De imediato aproximou-se do local em que funcionava um pequeno estabelecimento onde se serviam refeições simples em pequenas mesas cobertas com toalhas axadrezadas que mesclavam as cores da bandeira italiana. Entrou. Quase teve uma síncope quando uma jovem senhora a sorrir veio recebê-lo pronta a anotar o seu pedido. Estava totalmente embasbacado. Era uma linda mulher. Cabelos loiros. Olhos azuis e olhar penetrante. O sorriso mais belo do mundo a esperar que ele decidisse em qual mesa sentar. Mas ele não conseguia nem se mexer. Continuava estático a olhar para ela. Quantas beldades vira em sua vida! Pelas ruas e salões, nos palcos em que apresentavam óperas e peças teatrais. Nunca vira uma mulher assim. Passou a mão pelos olhos. Acreditava estar tendo uma visão. Mais uma vez aquela passagem por Verona invadiu a sua mente. A bela mulher à sua frente tinha o mesmo rosto de uma mocinha que vira na boleia de um pequeno carreto carregado de produtos da lavoura e que estacionara defronte à trattoria onde pararam para almoçar naquele longínquo dia.

Não conseguiu falar. Havia uma folha com o nome dos pratos sobre a mesa escritos com uma caligrafia esmerada. Sentou-se, finalmente. Colocou o dedo aleatoriamente, sem sequer olhar para o papel. Só quando o prato chegou à sua frente percebeu tratar-se de nhoque com molho pesto. Saboreou-o com prazer. Jamais provara algo tão macio e suave em sua vida. E o molho? Desde que sua Nonna Isabella falecera nunca mais experimentara uma comida tão especial.

Pagou a conta. Despediu-se com uma leve mesura. Não conseguira articular uma palavra sequer. Defronte à estação encontrou uma pequena hospedaria. Coincidentemente o proprietário viera de Cremona, cidade vizinha à sua.

Não conseguia conciliar o sono. A imagem da bela italiana vagava através de sua mente. Vagava entre a beleza que o estonteara dentro da pequena trattoria e a daquela mocinha, quase uma menina que vira há uma vida já na boleia daquele carreto em Verona.

Jamais se detivera por mais que alguns minutos a admirar as belas mulheres que cruzaram sua vida. As reminiscências afloravam à sua frente como se estivesse em um teatro. Cenas e mais cenas a desenrolarem-se em um palco à sua frente.

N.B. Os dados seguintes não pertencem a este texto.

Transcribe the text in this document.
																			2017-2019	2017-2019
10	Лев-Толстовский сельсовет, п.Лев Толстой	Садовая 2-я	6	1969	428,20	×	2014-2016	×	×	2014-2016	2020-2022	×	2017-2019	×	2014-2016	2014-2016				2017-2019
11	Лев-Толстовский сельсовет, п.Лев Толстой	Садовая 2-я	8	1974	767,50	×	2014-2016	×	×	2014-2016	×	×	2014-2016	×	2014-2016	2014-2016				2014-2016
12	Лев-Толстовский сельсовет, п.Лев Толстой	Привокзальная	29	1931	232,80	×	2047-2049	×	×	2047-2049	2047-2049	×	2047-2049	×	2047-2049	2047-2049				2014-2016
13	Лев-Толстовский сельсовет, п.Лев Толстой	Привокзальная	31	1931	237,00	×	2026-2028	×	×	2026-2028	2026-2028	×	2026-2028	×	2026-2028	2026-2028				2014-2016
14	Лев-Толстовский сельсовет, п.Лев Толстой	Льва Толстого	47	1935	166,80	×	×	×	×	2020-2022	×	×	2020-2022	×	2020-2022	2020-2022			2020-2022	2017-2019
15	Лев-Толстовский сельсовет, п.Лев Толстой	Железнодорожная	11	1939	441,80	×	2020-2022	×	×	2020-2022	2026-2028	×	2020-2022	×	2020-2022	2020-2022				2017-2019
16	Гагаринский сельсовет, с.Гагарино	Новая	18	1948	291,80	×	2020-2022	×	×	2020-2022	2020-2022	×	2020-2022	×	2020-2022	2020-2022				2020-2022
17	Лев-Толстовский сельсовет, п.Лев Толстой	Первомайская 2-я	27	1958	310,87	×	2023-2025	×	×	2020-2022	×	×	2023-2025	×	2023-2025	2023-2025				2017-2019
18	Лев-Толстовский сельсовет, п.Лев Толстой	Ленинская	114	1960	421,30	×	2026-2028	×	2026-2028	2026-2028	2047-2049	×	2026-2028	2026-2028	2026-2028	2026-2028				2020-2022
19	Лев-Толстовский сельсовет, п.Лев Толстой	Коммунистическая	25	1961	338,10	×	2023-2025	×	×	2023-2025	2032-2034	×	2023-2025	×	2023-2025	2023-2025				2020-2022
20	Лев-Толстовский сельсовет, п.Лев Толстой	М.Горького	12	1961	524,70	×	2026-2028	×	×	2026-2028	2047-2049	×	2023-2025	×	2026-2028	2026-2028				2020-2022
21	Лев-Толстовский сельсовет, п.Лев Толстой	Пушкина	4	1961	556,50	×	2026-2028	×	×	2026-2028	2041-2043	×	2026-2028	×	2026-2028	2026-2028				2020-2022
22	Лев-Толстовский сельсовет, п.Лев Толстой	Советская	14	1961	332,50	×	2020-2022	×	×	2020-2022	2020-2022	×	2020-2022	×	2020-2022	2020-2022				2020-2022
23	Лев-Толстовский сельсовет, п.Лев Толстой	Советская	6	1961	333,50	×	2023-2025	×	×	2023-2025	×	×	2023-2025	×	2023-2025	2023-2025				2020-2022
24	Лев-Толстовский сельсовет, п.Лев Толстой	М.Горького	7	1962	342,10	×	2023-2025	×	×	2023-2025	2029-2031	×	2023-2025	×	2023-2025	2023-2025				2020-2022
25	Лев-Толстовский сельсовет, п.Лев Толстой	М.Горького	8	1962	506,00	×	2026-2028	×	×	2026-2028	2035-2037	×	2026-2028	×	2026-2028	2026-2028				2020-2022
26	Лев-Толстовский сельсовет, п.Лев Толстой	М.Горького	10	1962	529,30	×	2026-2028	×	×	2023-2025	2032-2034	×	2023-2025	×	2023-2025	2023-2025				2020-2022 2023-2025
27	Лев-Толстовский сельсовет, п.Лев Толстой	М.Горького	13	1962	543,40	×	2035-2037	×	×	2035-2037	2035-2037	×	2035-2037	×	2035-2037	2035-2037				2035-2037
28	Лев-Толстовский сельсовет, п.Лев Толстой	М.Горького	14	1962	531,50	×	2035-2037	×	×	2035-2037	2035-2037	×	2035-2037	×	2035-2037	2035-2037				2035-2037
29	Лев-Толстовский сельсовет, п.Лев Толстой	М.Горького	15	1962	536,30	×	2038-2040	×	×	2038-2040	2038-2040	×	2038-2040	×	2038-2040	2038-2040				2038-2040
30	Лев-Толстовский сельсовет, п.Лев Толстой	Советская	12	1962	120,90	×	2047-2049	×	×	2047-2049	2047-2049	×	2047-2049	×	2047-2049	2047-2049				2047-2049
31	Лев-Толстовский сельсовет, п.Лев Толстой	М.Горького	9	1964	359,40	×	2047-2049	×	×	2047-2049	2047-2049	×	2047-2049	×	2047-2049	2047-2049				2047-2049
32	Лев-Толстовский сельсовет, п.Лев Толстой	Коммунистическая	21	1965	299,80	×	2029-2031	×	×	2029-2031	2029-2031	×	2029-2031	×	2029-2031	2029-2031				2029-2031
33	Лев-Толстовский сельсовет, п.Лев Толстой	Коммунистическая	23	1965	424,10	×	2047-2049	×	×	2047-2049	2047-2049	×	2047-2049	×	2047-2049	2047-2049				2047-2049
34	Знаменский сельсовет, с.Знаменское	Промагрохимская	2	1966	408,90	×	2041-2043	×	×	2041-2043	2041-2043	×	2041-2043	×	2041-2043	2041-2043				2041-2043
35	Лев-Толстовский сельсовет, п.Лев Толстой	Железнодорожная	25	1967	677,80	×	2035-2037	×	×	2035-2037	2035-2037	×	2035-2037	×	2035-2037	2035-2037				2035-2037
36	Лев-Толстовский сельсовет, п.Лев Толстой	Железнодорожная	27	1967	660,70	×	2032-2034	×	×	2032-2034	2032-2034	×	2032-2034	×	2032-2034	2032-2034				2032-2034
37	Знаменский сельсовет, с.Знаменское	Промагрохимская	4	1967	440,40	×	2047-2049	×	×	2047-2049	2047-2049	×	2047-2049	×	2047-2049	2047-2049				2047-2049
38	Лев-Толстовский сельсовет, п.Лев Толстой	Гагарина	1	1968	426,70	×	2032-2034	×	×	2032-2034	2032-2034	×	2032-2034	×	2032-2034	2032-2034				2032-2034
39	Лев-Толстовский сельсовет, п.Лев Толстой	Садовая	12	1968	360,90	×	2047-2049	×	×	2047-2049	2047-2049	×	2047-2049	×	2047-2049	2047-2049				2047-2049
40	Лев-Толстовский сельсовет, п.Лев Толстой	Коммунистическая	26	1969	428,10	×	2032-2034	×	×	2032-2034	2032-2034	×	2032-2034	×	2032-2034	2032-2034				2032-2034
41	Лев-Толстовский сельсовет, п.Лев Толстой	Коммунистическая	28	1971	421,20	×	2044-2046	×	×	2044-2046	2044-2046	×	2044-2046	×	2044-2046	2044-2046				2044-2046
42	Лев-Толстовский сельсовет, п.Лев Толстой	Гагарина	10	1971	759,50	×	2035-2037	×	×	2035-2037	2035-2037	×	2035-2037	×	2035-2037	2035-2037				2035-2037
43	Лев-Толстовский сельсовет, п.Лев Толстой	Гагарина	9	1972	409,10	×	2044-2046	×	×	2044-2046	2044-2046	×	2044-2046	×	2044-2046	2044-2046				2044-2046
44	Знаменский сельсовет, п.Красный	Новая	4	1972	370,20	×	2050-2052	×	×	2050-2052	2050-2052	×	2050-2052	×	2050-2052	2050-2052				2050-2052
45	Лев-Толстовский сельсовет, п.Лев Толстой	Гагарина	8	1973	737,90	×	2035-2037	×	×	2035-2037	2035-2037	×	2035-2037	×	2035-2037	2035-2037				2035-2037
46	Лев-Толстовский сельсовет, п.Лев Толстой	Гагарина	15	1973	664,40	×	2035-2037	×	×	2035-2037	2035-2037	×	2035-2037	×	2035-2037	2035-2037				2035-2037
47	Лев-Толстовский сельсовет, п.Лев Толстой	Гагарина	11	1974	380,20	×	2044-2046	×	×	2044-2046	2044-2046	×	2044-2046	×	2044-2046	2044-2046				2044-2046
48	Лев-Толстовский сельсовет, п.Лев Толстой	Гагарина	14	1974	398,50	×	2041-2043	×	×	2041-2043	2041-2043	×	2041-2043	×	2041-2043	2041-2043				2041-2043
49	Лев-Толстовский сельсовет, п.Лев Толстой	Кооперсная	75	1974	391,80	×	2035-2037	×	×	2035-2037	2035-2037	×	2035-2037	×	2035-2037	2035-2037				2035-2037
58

Certa vez estava a assistir uma missa na Basílica de Santo Antonino, em Piacenza, quando notou um olhar magnético em sua direção. A jovem era linda e tinha um sorriso estonteante. No final do ofício religioso no longo corredor central viu-a a andar bem lentamente, dando a perceber que esperava vê-lo passar por perto. Aproximou-se dela e trocaram algumas palavras. Viu-a doutras vezes. Já estava quase a ponto de pedir-lhe que se encontrassem mais vezes, que ela fosse a um dos bailes dos fins de semana. Ela já sabia tudo sobre ele. O que fazia. Onde estudara. Quando mencionou seu nome e onde morava, o mundo de Pietro desmoronou. Era neta do Marquês Antonello de Gotardi. Pietro tentou desvencilhar-se aos poucos. Sabia dos percalços todos pelos quais passara seu pai ao se apaixonar pela filha do Conde Fontana. Não queria que a moça também fosse execrada pelos seus ao unir-se a um rapaz que não pertencesse à nobreza italiana. Haviam conversado uma única vez. Ela, meio sem jeito, recusara o convite para o baile. Sabia que não poderia frequentar locais populares.